Le plateau et le gril doivent tourner exactement du même mouvement, bien qu'ils ne soient pas reliés rigidement l'un à l'autre. La commande simultanée des deux parties est réalisée au moyen de deux chaînes Galle, entourant respectivement toute la circonférence du gril ou du plateau et qui sont commandées par des pignons calés sur un même arbre vertical, de plus de 25 mètres de hauteur. Cet arbre est constitué d'une série de tronçons réunis par des articulations à cardan, pour éviter les efforts de torsion qui résulteraient de défauts d'alignement presque inévitables sur une telle hauteur. A sa partie inférieure, cet arbre est entraîné par un treuil électrique, qui peut fonctionner à deux vitesses. La grande vitesse assure l'entraînement du plateau à l'allure de 0m,20 par seconde, à la périphérie de la scène. La petite vitesse correspond à une rotation de 6 centimètres seulement par seconde. Elle peut être utilisée pour des changements à vue, au cours desquels le décor se déroule aux yeux du public, par un mouvement presque insensible.

La machinerie du théâtre comprend encore des monte-charges pour les décors, pour les costumes, et des ascenseurs pour le personnel. Tout le matériel est établi pour faciliter la tâche des machinistes, améliorer l'acoustique, réduire le danger d'incendie et, enfin, permettre la réalisation de décors donnant toute satisfaction au point de vue esthétique.

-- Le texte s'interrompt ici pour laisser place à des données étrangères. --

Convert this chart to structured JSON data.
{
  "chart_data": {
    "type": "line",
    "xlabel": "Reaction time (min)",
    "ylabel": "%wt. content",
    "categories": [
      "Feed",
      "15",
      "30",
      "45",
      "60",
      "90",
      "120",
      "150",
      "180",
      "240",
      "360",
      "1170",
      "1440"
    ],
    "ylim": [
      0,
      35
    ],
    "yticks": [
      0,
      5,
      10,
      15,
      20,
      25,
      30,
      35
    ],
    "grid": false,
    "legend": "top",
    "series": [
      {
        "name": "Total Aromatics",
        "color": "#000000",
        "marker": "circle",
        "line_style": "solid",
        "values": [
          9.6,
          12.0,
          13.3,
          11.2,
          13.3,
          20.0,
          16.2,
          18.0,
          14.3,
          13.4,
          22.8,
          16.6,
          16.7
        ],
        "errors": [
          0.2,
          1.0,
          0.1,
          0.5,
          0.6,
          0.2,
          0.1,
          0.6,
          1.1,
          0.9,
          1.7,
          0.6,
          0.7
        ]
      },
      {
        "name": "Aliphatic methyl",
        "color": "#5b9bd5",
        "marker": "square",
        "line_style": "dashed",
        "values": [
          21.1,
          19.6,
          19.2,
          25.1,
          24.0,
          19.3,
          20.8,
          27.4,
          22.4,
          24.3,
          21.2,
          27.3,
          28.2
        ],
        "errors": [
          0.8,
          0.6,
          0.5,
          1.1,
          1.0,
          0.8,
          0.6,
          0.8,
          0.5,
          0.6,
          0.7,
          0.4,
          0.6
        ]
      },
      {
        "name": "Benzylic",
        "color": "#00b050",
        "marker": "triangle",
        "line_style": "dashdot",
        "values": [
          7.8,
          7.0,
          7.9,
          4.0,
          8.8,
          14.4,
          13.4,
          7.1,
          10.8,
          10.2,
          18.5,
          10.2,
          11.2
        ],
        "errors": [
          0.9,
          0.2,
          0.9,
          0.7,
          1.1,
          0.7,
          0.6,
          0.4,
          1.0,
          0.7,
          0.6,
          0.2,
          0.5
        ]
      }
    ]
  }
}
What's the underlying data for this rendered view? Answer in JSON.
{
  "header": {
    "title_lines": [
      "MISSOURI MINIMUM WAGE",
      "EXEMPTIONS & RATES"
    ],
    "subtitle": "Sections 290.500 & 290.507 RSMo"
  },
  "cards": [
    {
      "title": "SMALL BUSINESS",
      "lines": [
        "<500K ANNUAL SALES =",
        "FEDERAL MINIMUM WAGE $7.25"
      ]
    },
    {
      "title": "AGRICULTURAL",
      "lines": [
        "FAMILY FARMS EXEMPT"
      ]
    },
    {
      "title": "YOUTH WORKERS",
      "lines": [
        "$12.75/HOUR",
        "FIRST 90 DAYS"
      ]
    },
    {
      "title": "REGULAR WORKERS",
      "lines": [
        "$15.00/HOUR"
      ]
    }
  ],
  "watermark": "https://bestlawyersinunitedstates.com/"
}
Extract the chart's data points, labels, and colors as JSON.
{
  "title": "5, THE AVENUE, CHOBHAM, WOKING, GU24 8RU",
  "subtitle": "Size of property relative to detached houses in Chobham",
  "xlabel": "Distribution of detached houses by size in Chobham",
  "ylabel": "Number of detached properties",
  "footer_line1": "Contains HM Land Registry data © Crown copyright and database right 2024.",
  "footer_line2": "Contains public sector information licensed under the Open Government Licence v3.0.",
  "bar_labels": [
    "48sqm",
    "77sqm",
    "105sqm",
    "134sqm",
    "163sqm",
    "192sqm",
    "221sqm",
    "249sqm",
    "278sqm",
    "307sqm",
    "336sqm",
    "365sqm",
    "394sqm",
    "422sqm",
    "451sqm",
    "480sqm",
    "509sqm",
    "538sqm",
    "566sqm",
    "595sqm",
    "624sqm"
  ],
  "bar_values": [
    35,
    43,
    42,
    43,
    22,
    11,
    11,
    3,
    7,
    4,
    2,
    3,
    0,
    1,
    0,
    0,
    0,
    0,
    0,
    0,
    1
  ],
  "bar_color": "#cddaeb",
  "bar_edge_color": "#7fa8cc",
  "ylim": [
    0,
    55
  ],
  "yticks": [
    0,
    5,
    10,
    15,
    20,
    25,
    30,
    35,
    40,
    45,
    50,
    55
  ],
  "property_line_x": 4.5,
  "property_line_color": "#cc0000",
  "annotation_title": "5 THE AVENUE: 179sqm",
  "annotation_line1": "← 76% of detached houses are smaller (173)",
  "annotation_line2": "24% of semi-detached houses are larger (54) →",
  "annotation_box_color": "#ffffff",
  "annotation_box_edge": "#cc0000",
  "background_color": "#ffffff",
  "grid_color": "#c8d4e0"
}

La préparation d'une scène pendant qu'on joue sur l'autre pourrait permettre de supprimer l'entr'acte. L'inventeur ne s'est pourtant pas proposé cette suppression. L'entr'acte est nécessaire pour le repos des acteurs et le délassement des spectateurs ; il semble d'ailleurs indispensable pour séparer deux actes qui se passent à plusieurs années d'intervalle.

La double-scène donne, toutefois, au régisseur le moyen d'en régler exactement la durée.

La nouvelle machinerie a été inaugurée, le 15 novembre 1922, par une représentation de Carmen. Malheureusement, l'inventeur, Giranne, décédé quelques semaines auparavant, n'a pas pu assister à l'achèvement de son œuvre.